Gui Minhai, a Swedish national, went missing from his seaside apartment in the resort city of Pattaya in October.
He was one of five people from a Hong Kong publishing house known for producing salacious titles critical of Chinese leaders to have disappeared in recent months as Beijing pursues dissidents far beyond its borders.
Major General Apichart Suriboonya, head of Thai Foreign Affairs police, told AFP Swedish officers had arrived in the kingdom.
“They came here, not for investigation because they have no legal rights to do so. But they have been sent to help expedite the Thai police investigation,” he said.
Hong Kong newspaper Apple Daily reported that Swedish detectives visited Gui's apartment on Wednesday, interviewing residents and taking copies of the building's surveillance footage.
Major General Apichart did not comment on the reports, nor did the Swedish Embassy in Bangkok.
Gui is one of at least three Beijing critics who have disappeared in recent months in Thailand, raising alarms that Thai military rulers are secretly sending dissidents back to China or allowing the Chinese free reign to pursue them on Thai soil.

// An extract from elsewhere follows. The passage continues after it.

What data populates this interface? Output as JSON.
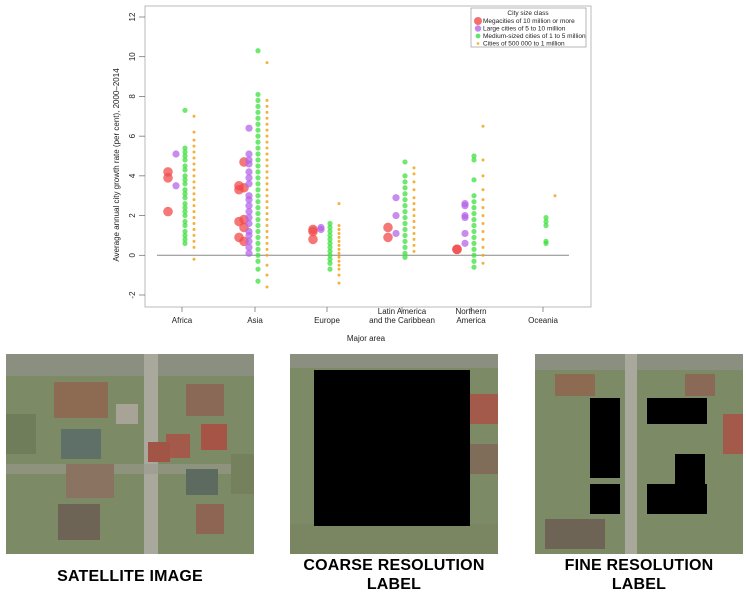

Thailand's Ministry of Foreign Affairs told AFP its officials were “cooperating” with Swedish counterparts on Gui's disappearance.
After nearly two months of silence, Chinese state TV earlier this month broadcast a video of Gui confessing to a years-old mainland drink-driving offence and saying he did not want Stockholm to interfere with his case.
Sweden has previously condemned China's detention of Gui, and the recent arrest and eventual release of Swedish human rights activist Peter Dahlin, as “unacceptable”.
Dahlin, of the Chinese Urgent Action Working Group, returned home to Sweden on Tuesday after being held by China for allegedly posing a threat to national security.
READ ALSO: Swedish activist held in China returns home
China-born Gui and his four missing colleagues were rumoured to be preparing a tell-all book about the love life of President Xi Jinping.
One of his publishing house co-workers, British citizen Lee Bo, disappeared from Hong Kong, fuelling concerns freedoms in the semi-autonomous Chinese city are being eroded.
The others are believed to have been apprehended in southern China.